D – Identification – Experimental pathogenicity:
Depending on biochemical characteristics, two biovars are described, F. tularensis biovar tularensis biovar andpalaearctica.
Various animals, particularly laboratory rodents, are susceptible to experimental infection. The mouse is sensitive and all inoculation routes may be used including dermal single friction shaved skin.
This technique is useful for epidemiological studies or research from dead animals.
E – Indirect diagnosis:
Search agglutinating antibody is the essential element of laboratory diagnosis. The antigen is a suspension of killed bacteria. Antibodies appear from the 10th day, reaching a maximum as in 1 to 2 months (1/1000 or more) and will persist for years. There is an antigenic relationship with Brucella and cross-reactions were observed during brucellosis. Any presence of agglutinating antibodies, even at a low rate, must be confirmed by examining a second serum.
Search of hypersensitivity to tularine (autolysate heated bacteria) after intradermal injection (tularino feedback) is specific but is no longer feasible due to lack of reagent.
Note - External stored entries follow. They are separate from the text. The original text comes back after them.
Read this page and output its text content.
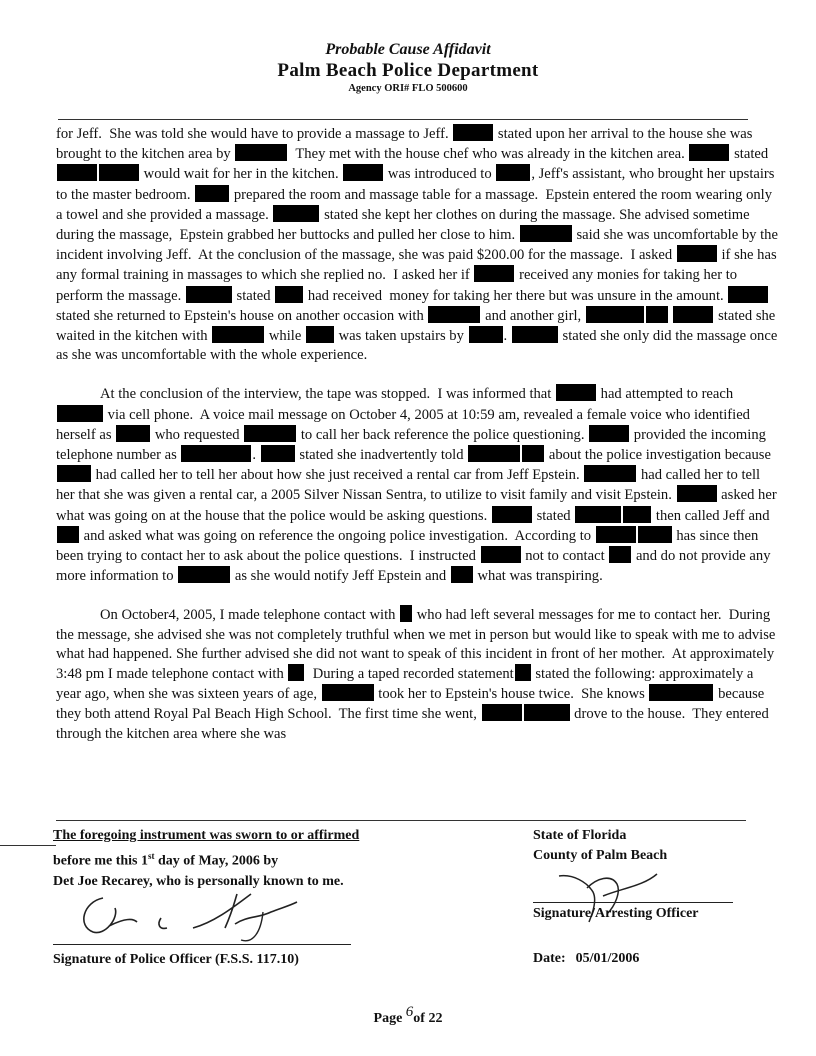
Probable Cause Affidavit
Palm Beach Police Department
Agency ORI# FLO 500600

for Jeff.  She was told she would have to provide a massage to Jeff.	stated upon her arrival to the house she was brought to the kitchen area by	They met with the house chef who was already in the kitchen area.	stated  would wait for her in the kitchen.	was introduced to	, Jeff's assistant, who brought her upstairs to the master bedroom.	prepared the room and massage table for a massage.  Epstein entered the room wearing only a towel and she provided a massage.	stated she kept her clothes on during the massage. She advised sometime during the massage,  Epstein grabbed her buttocks and pulled her close to him.	said she was uncomfortable by the incident involving Jeff.  At the conclusion of the massage, she was paid $200.00 for the massage.  I asked	if she has any formal training in massages to which she replied no.  I asked her if	received any monies for taking her to perform the massage.	stated	had received  money for taking her there but was unsure in the amount.  stated she returned to Epstein's house on another occasion with	and another girl,	stated she waited in the kitchen with	while	was taken upstairs by	.	stated she only did the massage once as she was uncomfortable with the whole experience.

At the conclusion of the interview, the tape was stopped.  I was informed that	had attempted to reach  via cell phone.  A voice mail message on October 4, 2005 at 10:59 am, revealed a female voice who identified herself as	who requested	to call her back reference the police questioning.	provided the incoming telephone number as	.	stated she inadvertently told	about the police investigation because  had called her to tell her about how she just received a rental car from Jeff Epstein.	had called her to tell her that she was given a rental car, a 2005 Silver Nissan Sentra, to utilize to visit family and visit Epstein.	asked her what was going on at the house that the police would be asking questions.	stated	then called Jeff and  and asked what was going on reference the ongoing police investigation.  According to	has since then been trying to contact her to ask about the police questions.  I instructed	not to contact and do not provide any more information to	as she would notify Jeff Epstein and what was transpiring.

On October4, 2005, I made telephone contact with who had left several messages for me to contact her.  During the message, she advised she was not completely truthful when we met in person but would like to speak with me to advise what had happened. She further advised she did not want to speak of this incident in front of her mother.  At approximately 3:48 pm I made telephone contact with During a taped recorded statement stated the following: approximately a year ago, when she was sixteen years of age,	took her to Epstein's house twice.  She knows	because they both attend Royal Pal Beach High School.  The first time she went,	drove to the house.  They entered through the kitchen area where she was

The foregoing instrument was sworn to or affirmed
before me this 1st day of May, 2006 by
Det Joe Recarey, who is personally known to me.
Signature of Police Officer (F.S.S. 117.10)
State of Florida
County of Palm Beach
Signature/Arresting Officer
Date: 05/01/2006
Page 6of 22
VI – TREATMENT AND PREVENTION:
Strains are sensitive to different antibiotics of the aminoglycoside, tetracycline, chloramphenicol, which are used for treatment.
Prophylaxis is based on the information of those exposed (hunters, gamekeepers, poachers!, Agricultural workers, …) especially when handling dead animals in infected area. It also relies on the health monitoring of imported hares Central European countries to the repopulation of hunting areas. Effective protection of exposed subjects is obtained with a vaccine based on live attenuated bacteria (used in the USSR).